Narrative, as I hear it during what I call individual ‘encounters’, and as I observe it while on the sidelines of the illness experience – is an important part of the work that I do, but narrative in the conventional sense is too restricted and culturally limited a concept to serve my overall purpose. As such I prefer to think of dialogue as being the key to my process; dialogue between myself and the subject, between myself and the responsive drawing as I create it, and between the viewer and the finished works at the public art exhibitions that serve, on a different stratum, as research ‘outputs’. Moreover, it is the dialogue that the artwork generates outside and beyond itself that is really important. This is what I call a ‘meta-dialogue’ generated in the creative transgression of objectivity. The meta-dialogue is a ‘fractured’ narrative that, drawing on abjection, becomes a form of communication that further transgresses verbal, written and even visual language, and within which the fundamental aim is to engender a viewer’s response to the subjectivity that is inevitably inherent in the artwork in the hope that this will enhance his or her awareness and understanding of the existential experience of the ‘Other’. In this way the meta-dialogue demonstrates its capacity to speak the unspeakable, to articulate suffering across social and cultural boundaries, taboo and stigma, and where the ethical role of narrative focuses on stories of personal experience that form a basis for moral reflection, the meta-dialogue holds within itself the power to influence both practice and policy.
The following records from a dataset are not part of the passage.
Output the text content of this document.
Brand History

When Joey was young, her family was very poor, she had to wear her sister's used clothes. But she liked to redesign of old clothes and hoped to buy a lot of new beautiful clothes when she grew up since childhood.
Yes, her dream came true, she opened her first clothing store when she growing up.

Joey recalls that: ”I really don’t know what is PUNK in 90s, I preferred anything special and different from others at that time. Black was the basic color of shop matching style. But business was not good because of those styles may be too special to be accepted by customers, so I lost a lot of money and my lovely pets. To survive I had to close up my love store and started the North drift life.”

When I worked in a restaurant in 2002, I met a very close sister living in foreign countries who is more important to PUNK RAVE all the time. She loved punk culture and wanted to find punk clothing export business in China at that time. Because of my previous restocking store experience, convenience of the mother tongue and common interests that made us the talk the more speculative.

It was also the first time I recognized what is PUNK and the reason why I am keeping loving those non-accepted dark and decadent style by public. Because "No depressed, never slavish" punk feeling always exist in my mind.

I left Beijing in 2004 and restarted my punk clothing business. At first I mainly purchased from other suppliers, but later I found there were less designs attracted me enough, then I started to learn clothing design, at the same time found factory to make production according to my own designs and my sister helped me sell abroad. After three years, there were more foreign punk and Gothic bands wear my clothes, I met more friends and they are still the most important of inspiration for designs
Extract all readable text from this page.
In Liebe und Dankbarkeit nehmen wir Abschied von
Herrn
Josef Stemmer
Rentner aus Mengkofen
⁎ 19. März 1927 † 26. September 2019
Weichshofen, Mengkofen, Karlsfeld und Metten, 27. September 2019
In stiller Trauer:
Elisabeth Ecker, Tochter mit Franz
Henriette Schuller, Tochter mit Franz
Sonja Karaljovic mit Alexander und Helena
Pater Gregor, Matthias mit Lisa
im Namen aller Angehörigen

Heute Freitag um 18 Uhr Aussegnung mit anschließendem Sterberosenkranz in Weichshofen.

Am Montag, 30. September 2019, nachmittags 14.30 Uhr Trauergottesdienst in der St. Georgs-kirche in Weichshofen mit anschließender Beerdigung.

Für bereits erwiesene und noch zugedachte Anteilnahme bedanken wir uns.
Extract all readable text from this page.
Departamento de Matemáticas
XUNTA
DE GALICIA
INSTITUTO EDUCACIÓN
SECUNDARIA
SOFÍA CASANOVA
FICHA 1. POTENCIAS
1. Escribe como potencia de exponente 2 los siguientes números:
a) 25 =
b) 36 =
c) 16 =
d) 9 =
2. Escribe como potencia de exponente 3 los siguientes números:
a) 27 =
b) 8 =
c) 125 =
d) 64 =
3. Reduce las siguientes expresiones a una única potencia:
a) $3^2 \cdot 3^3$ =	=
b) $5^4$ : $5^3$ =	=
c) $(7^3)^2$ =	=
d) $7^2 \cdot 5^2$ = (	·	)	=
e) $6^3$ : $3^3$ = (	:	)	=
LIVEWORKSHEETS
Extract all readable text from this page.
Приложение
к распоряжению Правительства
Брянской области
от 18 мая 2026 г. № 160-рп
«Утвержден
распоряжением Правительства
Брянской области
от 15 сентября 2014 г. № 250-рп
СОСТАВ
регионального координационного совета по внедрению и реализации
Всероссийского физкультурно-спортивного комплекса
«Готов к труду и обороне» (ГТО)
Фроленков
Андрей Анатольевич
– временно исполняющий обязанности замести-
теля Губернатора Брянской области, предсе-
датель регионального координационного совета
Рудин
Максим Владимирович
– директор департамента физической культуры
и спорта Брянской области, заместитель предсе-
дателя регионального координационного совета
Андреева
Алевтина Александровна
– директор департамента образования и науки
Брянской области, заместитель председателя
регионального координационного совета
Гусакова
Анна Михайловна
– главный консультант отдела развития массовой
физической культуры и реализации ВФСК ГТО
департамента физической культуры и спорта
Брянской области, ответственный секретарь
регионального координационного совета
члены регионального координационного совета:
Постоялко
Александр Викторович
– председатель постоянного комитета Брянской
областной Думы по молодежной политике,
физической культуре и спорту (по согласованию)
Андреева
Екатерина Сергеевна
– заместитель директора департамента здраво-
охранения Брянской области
To conclude, it is hopefully clear by now that the creative act, for me, goes beyond mere documentation or representation and even beyond itself in terms of the dialogical relations that it both entails and engenders. In the medical setting, as an act of empathic witness, and in accordance with Arendt’s distinction between pity and compassion, creativity demonstrates the latter through its nature as a practical response. Maybe it is compassion then that drives the work I do, but in any case this is less important than the fact that art becomes both agent and advocate of patient autonomy through its unique capacity to engage viewers’ subjective sensibilities. I understand my role in this process as going beyond Radley’s concept of ‘asymmetric relation’ between artist and ill person; it is more a complete immersion of my subjectivity into the world of ‘Others’, wherein boundaries are blurred between objective rationalism and the passionate human need to co-exist and share experience. I have no regrets over sidelining the safety of transparent rigour in my work because my focus is more on raw emotion than on refined intellect and as an artist I must take risks. I offer then no claims to objective truths, only profound insight into subjective experience that reveals its own truth whilst keeping open the avenues of exploration.

Artists are like philosophers. What little health they possess is often too fragile, not because of their illnesses or neuroses but because they have seen something in life that is too much for anyone, too much for themselves, and that has put on them the quiet mark of death.